Dual role of IL-7 in the growth and differentiation of immature thymocytes.

The effects of interleukin 7 (IL-7) on subpopulations of CD4-CD8- thymocytes from young adult mice were tested in vitro. When highly purified CD3-CD4-CD8-thymocytes were cultured in the presence of recombinant IL-7, significant proportions of them became CD4+ and/or CD8+ within a day. CD3+ cells were also detected after 2 days. CD3-CD4-CD8- thymocytes were further subdivided into interleukin 2 receptor (IL-2R)- and IL-2R+ populations. The majority of the IL-2R- cells became CD4+ and/or CD8+ in 1 day in the presence of IL-7, and a substantial proportion of them also became CD3+ in 2-3 days. No significant number of CD4+ or CD8+ cells were generated from the IL-2R+ population under the same conditions.
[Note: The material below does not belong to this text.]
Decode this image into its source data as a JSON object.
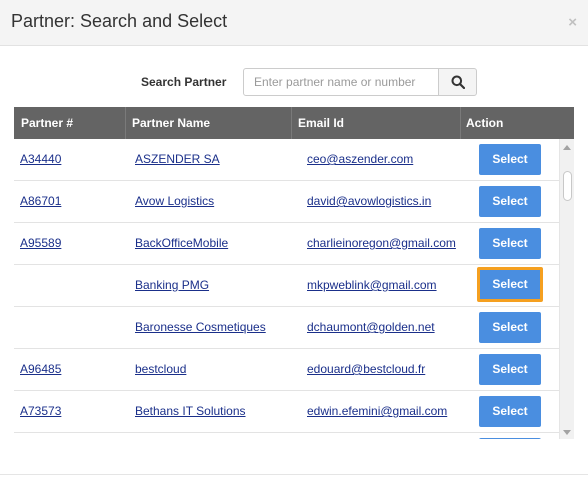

However, a small but significant proportion of them became CD3+ in 3-day cultures with IL-7. Although CD4+/CD8+ cells were also generated from the IL-2R- population in 1-day cultures in the absence of IL-7, the viability of the cells declined rapidly, and no significant numbers of CD3+ cells were generated. In proliferation assays, IL-7 alone vigorously stimulated relatively minor subpopulations of CD4-CD8- thymocytes. The IL-7-responsive cells were CD3+, did not express the IL-2R or the heat-stable antigen M1/69, and included both T-cell receptor (TCR)alpha beta + and TCR alpha beta- populations, the latter most likely TCR gamma delta +. The CD3+CD4-CD8- thymocytes, stimulated with IL-7 for 3 days, remained CD4-CD8-. These results demonstrate important roles of IL-7 in the growth and differentiation of CD4-CD8- thymocytes in vitro. It functions as a survival factor and allows CD3-CD4-CD8- cells to undergo their precommitted differentiation without inducing their proliferation, and it also stimulates CD3+CD4-CD8-thymocytes to proliferate without inducing their differentiation.